There are a few additional partitions available to subsets of Vulcan users based on specific requirements.
Accounts
Vulcan has a base SLURM account vulcan
which has a modest number of guaranteed billing resources available to all cluster users at any given time. Other faculty that have invested in the cluster have an additional account provided to their sponsored accounts on the cluster, which provides a number of guaranteed billing resources corresponding to the amount that they invested. If you do not specify an account when submitting your job, you will receive the vulcan account.
$ sacctmgr show account format=account%20,description%30,organization%10 Account Descr Org -------------------- ------------------------------ ---------- ... vulcan vulcan vulcan vulcan-abhinav vulcan - abhinav shrivastava vulcan vulcan-djacobs vulcan - david jacobs vulcan vulcan-janus vulcan - janus vulcan vulcan-jbhuang vulcan - jia-bin huang vulcan vulcan-lsd vulcan - larry davis vulcan vulcan-metzler vulcan - chris metzler vulcan vulcan-rama vulcan - rama chellappa vulcan vulcan-ramani vulcan - ramani duraiswami vulcan vulcan-yaser vulcan - yaser yacoob vulcan vulcan-zwicker vulcan - matthias zwicker vulcan ...
You can check your account associations by running the show_assoc command to see the accounts you are associated with. Please contact staff and include your faculty member in the conversation if you do not see the appropriate association.

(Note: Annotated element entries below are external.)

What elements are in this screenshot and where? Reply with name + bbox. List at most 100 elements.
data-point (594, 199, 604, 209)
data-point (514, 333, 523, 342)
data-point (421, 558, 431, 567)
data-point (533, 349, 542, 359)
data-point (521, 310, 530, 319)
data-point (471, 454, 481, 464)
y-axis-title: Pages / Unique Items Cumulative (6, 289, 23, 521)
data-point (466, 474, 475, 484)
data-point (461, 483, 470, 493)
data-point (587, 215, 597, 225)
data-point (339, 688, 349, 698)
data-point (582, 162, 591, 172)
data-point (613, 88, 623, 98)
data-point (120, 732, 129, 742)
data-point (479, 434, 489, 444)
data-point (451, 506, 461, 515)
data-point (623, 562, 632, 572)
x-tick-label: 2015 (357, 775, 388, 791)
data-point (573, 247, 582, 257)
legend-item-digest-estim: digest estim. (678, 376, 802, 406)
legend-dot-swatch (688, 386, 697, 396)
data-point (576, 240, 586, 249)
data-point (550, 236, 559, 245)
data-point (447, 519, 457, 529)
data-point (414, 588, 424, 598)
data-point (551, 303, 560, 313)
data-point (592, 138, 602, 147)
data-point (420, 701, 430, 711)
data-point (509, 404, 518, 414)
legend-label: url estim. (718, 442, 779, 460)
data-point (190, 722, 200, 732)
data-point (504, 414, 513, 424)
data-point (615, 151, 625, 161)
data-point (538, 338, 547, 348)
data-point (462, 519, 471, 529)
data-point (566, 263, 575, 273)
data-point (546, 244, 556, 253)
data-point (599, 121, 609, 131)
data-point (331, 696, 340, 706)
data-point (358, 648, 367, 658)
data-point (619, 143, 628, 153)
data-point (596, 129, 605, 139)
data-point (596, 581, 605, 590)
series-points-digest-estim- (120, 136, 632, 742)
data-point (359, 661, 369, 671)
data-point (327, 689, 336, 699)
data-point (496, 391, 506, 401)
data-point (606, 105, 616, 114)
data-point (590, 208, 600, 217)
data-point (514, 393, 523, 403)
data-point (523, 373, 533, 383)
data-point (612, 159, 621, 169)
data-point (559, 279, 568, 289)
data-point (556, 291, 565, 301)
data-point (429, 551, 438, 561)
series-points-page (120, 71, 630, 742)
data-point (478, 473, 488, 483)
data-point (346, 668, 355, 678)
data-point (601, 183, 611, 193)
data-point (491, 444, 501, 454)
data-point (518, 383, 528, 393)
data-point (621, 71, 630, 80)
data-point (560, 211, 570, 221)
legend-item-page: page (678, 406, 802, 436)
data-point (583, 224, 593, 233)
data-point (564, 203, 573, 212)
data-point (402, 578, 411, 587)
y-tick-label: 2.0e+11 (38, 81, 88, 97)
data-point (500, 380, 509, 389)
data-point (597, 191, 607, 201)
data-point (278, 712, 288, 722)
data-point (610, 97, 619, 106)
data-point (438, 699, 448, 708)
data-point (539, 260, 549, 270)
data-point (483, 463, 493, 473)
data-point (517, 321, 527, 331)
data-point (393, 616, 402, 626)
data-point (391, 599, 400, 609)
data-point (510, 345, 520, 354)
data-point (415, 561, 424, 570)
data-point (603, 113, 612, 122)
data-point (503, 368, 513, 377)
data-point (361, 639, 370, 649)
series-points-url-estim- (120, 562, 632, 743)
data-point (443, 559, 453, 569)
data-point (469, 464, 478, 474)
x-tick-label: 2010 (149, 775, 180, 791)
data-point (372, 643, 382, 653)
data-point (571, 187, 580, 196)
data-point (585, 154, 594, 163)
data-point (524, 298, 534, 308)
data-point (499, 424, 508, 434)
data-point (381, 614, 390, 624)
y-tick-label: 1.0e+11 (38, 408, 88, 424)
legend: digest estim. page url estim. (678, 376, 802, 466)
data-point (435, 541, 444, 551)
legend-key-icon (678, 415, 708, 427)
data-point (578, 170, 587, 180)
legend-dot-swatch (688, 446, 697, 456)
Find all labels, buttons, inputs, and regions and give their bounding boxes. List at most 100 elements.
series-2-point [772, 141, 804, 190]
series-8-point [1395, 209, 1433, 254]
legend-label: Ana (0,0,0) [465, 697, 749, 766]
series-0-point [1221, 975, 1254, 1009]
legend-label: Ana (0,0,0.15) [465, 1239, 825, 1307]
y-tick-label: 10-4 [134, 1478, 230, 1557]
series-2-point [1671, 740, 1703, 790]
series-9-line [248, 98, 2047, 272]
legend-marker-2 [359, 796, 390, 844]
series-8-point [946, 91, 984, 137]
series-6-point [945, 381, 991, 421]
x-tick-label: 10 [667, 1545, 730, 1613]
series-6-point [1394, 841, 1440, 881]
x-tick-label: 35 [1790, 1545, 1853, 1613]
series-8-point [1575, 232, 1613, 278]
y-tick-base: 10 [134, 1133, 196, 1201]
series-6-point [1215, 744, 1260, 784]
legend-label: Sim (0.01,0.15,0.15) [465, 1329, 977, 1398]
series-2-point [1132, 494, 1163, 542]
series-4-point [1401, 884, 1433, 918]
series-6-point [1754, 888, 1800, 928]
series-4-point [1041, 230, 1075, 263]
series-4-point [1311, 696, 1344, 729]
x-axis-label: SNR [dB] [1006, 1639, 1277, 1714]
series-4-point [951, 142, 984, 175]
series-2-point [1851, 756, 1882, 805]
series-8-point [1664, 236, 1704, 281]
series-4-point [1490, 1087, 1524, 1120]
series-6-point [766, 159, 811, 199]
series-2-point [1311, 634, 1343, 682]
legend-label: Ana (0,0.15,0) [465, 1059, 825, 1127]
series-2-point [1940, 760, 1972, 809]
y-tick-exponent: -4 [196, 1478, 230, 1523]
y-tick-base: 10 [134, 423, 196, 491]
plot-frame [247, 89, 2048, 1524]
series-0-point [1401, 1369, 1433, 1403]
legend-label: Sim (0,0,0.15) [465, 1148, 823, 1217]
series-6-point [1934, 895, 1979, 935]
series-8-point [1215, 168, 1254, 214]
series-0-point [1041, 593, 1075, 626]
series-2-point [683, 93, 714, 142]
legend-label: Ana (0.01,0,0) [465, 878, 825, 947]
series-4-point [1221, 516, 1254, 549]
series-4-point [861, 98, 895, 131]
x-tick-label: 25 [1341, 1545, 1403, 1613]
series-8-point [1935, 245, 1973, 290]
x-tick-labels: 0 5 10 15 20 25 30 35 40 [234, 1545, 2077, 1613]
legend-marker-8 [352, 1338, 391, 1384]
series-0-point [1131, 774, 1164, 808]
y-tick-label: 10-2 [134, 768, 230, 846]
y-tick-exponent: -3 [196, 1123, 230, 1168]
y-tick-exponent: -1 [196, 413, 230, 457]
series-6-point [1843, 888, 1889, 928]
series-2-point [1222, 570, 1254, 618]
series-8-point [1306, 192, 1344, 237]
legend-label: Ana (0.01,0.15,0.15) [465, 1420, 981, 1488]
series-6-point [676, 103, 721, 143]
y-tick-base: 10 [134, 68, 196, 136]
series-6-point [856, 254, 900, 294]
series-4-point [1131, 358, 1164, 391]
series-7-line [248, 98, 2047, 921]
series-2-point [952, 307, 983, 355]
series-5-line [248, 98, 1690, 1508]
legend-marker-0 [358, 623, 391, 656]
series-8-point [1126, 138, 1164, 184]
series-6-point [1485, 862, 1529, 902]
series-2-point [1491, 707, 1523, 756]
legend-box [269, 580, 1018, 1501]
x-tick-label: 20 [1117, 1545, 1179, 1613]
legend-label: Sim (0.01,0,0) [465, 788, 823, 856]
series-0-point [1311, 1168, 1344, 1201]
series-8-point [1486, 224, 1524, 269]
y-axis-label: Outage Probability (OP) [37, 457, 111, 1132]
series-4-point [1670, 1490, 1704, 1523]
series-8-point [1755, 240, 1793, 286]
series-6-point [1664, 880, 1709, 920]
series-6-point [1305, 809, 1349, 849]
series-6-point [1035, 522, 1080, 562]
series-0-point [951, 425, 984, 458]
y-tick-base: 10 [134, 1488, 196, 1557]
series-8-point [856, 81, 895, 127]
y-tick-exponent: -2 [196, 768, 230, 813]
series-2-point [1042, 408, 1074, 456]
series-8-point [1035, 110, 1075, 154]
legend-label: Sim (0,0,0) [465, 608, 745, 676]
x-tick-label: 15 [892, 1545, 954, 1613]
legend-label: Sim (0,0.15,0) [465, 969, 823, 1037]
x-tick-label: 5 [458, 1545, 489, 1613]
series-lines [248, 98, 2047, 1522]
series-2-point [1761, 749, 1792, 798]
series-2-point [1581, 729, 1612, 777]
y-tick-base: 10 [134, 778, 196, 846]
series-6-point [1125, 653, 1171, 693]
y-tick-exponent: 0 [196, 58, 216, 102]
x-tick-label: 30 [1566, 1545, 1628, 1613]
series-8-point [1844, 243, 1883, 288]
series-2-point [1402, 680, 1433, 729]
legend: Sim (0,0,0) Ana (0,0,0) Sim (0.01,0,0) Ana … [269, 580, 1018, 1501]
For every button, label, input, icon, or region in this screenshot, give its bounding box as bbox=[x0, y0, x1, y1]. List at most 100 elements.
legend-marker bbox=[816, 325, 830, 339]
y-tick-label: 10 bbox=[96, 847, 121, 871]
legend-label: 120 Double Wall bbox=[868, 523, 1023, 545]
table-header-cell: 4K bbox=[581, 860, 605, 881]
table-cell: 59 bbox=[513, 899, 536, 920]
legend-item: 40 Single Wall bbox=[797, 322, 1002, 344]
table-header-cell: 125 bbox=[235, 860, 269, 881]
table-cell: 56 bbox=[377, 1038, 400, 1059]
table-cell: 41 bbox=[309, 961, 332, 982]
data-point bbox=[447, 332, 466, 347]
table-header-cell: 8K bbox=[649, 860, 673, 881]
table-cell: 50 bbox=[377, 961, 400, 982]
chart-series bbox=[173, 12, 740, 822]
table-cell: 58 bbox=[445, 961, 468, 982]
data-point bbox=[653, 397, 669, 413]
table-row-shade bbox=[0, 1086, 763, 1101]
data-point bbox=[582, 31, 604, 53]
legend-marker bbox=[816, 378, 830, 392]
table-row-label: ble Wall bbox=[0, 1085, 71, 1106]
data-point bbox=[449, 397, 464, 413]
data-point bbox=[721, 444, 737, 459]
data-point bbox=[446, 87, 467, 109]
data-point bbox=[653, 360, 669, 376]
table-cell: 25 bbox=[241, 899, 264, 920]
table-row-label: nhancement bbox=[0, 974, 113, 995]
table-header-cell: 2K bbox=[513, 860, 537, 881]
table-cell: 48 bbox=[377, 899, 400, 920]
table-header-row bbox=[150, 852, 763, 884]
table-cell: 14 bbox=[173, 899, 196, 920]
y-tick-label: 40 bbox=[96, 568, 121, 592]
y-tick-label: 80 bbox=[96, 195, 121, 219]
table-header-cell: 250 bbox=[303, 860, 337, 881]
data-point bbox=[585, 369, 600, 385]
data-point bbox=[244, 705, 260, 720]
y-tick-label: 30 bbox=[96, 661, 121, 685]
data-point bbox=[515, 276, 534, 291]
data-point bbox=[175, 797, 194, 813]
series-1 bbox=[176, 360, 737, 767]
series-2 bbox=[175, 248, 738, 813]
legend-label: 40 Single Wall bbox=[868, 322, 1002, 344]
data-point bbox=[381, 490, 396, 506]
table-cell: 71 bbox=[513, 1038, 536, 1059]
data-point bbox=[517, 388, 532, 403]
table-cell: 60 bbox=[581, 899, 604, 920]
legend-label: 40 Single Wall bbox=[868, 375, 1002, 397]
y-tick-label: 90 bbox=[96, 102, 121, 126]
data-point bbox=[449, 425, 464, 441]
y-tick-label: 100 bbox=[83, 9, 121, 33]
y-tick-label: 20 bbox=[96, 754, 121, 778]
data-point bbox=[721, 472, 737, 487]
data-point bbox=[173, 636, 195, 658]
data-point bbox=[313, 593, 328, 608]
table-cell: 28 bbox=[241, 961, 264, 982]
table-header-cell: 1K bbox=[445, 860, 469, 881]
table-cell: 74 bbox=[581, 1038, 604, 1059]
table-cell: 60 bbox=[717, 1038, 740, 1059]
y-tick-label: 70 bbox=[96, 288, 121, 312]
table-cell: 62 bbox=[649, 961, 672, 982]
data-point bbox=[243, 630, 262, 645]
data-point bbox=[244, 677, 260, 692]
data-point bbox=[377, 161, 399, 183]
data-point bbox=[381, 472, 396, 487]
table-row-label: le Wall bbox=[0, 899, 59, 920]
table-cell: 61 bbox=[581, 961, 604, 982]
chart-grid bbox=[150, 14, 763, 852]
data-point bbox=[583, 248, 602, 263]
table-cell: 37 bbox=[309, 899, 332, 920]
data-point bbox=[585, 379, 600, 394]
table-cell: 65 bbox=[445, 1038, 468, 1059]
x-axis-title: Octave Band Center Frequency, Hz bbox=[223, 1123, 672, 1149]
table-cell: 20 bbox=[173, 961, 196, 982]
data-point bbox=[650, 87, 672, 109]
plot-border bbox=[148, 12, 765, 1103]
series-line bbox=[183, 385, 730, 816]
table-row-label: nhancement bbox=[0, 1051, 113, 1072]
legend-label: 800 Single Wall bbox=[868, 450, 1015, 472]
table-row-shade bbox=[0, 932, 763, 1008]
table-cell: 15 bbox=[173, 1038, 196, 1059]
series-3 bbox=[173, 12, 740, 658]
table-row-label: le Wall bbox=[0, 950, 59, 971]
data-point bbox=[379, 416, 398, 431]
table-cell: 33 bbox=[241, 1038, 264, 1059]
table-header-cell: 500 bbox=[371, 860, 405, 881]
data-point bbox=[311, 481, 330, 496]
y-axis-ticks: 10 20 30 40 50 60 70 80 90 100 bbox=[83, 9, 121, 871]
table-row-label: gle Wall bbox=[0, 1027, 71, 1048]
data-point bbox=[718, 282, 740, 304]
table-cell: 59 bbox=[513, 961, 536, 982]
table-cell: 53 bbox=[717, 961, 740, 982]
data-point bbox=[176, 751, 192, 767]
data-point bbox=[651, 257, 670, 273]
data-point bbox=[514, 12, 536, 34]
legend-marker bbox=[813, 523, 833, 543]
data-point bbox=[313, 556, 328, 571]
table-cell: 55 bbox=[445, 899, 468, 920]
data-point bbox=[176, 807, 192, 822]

$ show_assoc User Account MaxJobs GrpTRES QOS ---------- ---------------- ------- ------------- -------------------------------------------------------------------------------- ... abhinav abhinav 48 vulcan-cpu,vulcan-default,vulcan-high,vulcan-medium,vulcan-scavenger abhinav vulcan 48 vulcan-cpu,vulcan-default,vulcan-medium,vulcan-scavenger ...
You can also see the total number of Track-able Resources (TRES) allowed for each account by running the following command. Please make sure you give the appropriate account that you are looking for.
$ sacctmgr show assoc account=vulcan format=user,account,qos,grptres User Account QOS GrpTRES ---------- ---------- -------------------- ------------- vulcan gres/gpu=64 ...
QoS
You need to decide the QOS to submit with which will set a certain number of restrictions to your job. If you do not specify a QoS when submitting your job, you will receive the vulcan-default QoS assuming you are using a Vulcan account.
The following sacctmgr
command will list the current QOS. Either the vulcan-default
, vulcan-medium
, or vulcan-high
QOS is required for the vulcan-dpart partition. This will be passed to all your submission commands as --qos
.
The following example will show you the current limits that the QOS have.
$ show_qos Name MaxWall MaxTRES MaxJobsPU MaxSubmitPU MaxTRESPU GrpTRES -------------------- ----------- ------------------------------ --------- ----------- ------------------------------ -------------------- ... ... ... ... ... ... ... vulcan-medium 3-00:00:00 cpu=8,gres/gpu=2,mem=64G 2 vulcan-high 1-12:00:00 cpu=16,gres/gpu=4,mem=128G 2 vulcan-default 7-00:00:00 cpu=4,gres/gpu=1,mem=32G 2 vulcan-scavenger 3-00:00:00 cpu=32,gres/gpu=8,mem=256G vulcan-janus 3-00:00:00 cpu=32,gres/gpu=10,mem=256G vulcan-exempt 7-00:00:00 cpu=32,gres/gpu=8,mem=256G 2 vulcan-cpu 2-00:00:00 cpu=1024,mem=4T 4 vulcan-exclusive 30-00:00:00 vulcan-sailon 3-00:00:00 cpu=32,gres/gpu=8,mem=256G gres/gpu=48 ... ... ... ... ... ... ...
Data Storage
All data storage that was available on the standalone Vulcan cluster will continue to be available in Nexus.
Vulcan users can also request Nexus project allocations.